Normalmente o turismo leva os artesãos a deixarem sua produção e assumirem outras ocupações que acabam sendo mais rentáveis, em pousadas, por exemplo. Você comentou de Parintins, onde a relação é totalmente oposta, o turismo  impulsiona o trabalho artesanal. Esse projeto como um todo visa a essa aproximação, certo?
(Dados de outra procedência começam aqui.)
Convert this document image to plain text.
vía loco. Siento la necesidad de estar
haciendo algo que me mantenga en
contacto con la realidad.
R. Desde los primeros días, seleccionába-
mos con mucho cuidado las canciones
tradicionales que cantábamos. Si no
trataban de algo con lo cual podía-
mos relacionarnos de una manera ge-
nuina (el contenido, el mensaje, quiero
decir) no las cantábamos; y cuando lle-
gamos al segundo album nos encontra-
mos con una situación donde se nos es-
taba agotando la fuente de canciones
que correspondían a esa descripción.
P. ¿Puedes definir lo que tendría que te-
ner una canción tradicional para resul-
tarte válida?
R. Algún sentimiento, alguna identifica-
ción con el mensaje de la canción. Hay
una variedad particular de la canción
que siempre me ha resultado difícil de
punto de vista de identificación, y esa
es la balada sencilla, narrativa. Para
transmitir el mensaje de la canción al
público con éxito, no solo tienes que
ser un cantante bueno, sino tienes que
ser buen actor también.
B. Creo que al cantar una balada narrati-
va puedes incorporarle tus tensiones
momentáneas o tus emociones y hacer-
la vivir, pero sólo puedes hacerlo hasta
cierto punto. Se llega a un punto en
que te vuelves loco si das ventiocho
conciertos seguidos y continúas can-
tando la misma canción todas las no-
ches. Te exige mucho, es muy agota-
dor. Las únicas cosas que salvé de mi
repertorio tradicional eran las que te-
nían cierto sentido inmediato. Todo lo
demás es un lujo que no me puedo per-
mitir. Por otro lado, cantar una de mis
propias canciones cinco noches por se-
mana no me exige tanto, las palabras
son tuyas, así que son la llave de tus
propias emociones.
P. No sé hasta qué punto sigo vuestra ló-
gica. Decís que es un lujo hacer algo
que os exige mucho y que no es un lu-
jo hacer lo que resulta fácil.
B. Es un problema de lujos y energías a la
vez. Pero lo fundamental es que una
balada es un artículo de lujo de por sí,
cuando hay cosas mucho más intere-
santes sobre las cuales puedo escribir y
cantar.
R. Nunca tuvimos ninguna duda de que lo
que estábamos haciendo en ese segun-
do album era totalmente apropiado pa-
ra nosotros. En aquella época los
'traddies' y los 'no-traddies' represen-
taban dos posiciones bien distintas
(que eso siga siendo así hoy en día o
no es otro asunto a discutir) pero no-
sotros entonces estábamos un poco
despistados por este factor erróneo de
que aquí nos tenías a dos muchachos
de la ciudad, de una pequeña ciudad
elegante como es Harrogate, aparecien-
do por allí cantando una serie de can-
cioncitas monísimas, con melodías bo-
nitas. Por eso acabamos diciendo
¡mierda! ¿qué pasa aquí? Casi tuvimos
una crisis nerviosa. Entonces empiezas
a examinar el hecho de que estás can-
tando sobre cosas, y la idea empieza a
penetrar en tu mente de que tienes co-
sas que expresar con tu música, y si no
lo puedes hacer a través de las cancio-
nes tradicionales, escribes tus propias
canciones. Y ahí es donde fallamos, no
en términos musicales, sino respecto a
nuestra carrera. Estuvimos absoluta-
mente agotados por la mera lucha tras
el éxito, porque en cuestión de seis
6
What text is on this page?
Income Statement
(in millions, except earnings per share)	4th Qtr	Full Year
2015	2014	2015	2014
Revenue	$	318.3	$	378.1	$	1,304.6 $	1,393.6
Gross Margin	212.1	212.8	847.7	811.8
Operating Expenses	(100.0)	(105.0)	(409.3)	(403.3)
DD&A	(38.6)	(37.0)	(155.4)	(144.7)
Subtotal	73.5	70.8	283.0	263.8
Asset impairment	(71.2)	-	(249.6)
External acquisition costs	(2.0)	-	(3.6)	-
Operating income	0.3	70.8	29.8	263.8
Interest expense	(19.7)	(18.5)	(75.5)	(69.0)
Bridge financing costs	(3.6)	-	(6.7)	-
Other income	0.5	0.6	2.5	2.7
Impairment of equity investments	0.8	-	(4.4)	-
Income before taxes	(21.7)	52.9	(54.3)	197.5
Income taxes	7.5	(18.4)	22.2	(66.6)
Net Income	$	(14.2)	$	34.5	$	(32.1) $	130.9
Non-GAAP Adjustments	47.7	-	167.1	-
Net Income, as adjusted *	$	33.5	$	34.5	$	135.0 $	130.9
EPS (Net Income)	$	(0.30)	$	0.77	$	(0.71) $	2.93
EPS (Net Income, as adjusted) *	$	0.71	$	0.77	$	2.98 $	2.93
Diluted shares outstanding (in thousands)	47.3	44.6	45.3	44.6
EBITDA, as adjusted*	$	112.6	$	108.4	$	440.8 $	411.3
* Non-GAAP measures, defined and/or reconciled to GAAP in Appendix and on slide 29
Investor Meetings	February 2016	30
Sim. Em Parintins, quando está chegando o festival, há os artesãos que estão trabalhando na confecção dos carros, das alegorias. Os outros ficam produzindo em quantidade industrial para satisfazer a demanda dos turistas. O turismo nesse caso não tira o artesão da sua própria atividade, mas a estimula ainda mais.

 

E todo esse projeto da Amazonastur é visando obviamente a Copa do Mundo, porque Manaus vai ser sede da Copa. O que a Amazonastur queria, basicamente, era tentar  encontrar uma identidade do artesanato do Amazonas. Qual é a cara do artesanato amazonense? É artesanato em fibra? É artesanato em madeira? Então buscou, primeiro, trabalhar essa pesquisa de identidade e, segundo, formatar produtos artesanais para atender uma demanda turística que vai chegar com grande força na hora da Copa. E satisfazer um turista que talvez possa ser mais exigente, que busca um produto mais qualificado. Por isso agregar valor ao produto artesanal através do design.

 

Você é italiano e está há cerca de 12 anos no Brasil. Como foi sua vinda para cá e como despertou seu interesse por artesanato, em especial artesanato brasileiro?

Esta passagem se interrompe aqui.